Nice as it is, the new Singapore Airlines suite smacks of needless overkill. For starters, it consumes about 60 square feet of space, an insanely expensive commitment for one passenger. And while everyone really would like a separate swivel chair and foldaway bed on a long-haul flight, is it really necessary? (And, ironically, because the suites are so large and heavy, Singapore won't offer them on their longest routes, like the recently launched, 17.5-hour San Francisco-Singapore run.) Sliding doors? Nice for total privacy, but some premium flyers actually miss the days of more collegial flights. There are some excellent small touches--the in-suite storage with dedicated space for handbags is inventive--but hardly the kind of game changers that would lure anyone from the already lavish confines of Singapore Air's business class. In fact, business class beds on SIA's A380 are larger (78x34 inches) than the first class ones (76x27 inches).

The core new feature of the Singapore suite--the bed-and-chair combination--isn't even new. To slash first class capacity on older Boeing 747s back in 2011, Lufthansa went to a bed-and-chair arrangement. Although it clearly wasn't as sophisticated as the new SIA suite, Lufthansa got the basics seven years ago. I can go even further back than that. In 1993, Chris Barnett wrote in Frequent Flyer magazine about Bob Runyon, best-known as the inventor of the modern annual report. Frustrated by the comparatively confined quarters of early 1990s premium cabins, Runyon sketched an in-flight suite (see above) that bears an uncanny resemblance to what Singapore Airlines introduced last week.

In fairness, one can't ignore the trickle-down effect of these "halo" products. British Airways introduced the first modern bed in first class in 1995 and it did trickle down, not just to other first classes, but to business class, too. And I suppose you can claim Etihad's lavish first class products have forced other airlines to up their games. But Etihad may not even survive much longer, so halo products don't always make a brand--or an airline--a winner.

And there is a distinctly unsilvery lining to these gigantic first class accommodations that few purchase. To make room for them and keep planes flying profitably, airlines must shoehorn more and more seats onto the aircraft.
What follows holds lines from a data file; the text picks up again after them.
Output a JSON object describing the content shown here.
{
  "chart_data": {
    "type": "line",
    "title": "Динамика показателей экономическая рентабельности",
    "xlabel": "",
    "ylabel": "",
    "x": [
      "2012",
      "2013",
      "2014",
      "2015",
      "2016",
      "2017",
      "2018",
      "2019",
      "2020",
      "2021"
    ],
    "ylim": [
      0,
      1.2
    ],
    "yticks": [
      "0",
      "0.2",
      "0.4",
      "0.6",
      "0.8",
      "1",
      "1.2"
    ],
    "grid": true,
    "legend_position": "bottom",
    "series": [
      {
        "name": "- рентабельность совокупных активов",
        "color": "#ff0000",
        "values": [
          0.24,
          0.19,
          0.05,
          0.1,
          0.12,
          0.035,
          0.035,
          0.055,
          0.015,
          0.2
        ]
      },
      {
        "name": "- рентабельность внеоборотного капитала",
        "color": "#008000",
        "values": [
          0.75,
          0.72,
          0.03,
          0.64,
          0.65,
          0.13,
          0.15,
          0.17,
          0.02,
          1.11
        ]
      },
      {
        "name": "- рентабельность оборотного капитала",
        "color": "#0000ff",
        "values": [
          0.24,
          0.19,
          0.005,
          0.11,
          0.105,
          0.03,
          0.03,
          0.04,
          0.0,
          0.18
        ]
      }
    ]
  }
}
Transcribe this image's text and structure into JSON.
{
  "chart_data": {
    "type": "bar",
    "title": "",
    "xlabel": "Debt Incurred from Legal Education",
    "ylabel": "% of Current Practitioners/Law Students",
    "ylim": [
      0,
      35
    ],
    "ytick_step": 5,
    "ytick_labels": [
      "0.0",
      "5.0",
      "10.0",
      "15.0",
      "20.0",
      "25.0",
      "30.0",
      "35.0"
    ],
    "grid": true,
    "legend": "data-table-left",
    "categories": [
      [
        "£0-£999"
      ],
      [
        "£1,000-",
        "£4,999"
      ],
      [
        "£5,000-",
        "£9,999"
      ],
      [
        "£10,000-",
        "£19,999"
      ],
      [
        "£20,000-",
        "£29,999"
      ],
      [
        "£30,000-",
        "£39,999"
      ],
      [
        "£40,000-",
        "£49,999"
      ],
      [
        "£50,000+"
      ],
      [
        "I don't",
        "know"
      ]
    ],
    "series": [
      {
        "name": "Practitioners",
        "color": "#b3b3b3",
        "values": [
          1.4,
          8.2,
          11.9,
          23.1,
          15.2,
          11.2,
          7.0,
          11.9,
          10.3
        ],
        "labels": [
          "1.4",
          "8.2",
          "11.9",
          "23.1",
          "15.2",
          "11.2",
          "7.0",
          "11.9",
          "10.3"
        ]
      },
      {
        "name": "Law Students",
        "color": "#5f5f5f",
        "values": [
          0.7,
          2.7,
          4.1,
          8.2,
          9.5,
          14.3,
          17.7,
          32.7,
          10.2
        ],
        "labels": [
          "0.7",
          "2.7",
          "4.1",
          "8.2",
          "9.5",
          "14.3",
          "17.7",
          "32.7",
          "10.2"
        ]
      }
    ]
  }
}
That means less and less comfort for a greater percentage of flyers than ever before. The obvious example: After what Singapore Airlines claims is an $850 million investment, its 19 Airbus A380s will have a total of 471 seats, up from the current 379 or 441. And it is true of all multi-class airlines: The higher-paying passengers are fewer in number and get much more. The lower-paying passengers get squeezed to keep the planes economically viable. It's not so much that one class subsidies the other--a hoary old argument--but that fewer premium passengers require airlines to stuff aircraft to the gills with coach flyers.

Keep all this in mind when you find breathless, hands-in-your-pants prose in your news feeds Sunday night about Emirates' new first class. It's a dead cat bounce--and one we're not likely to see, either. Like Singapore Air's new first class, the new Emirates cabin may not even appear on U.S. routes. In fact, when the new first product premieres on December 1, Emirates says it'll be on routes from Dubai to Geneva and Brussels.

Update on Sunday, November 12: Emirates unveiled the new first class suites on its Boeing 777s. They are not as large as the Singapore Airlines suites and have a traditional chair-into-bed arrangement. Emirates also confirmed when similar suites are installed on its Airbus A380s, the "seat" count will drop to 11 from the current 14.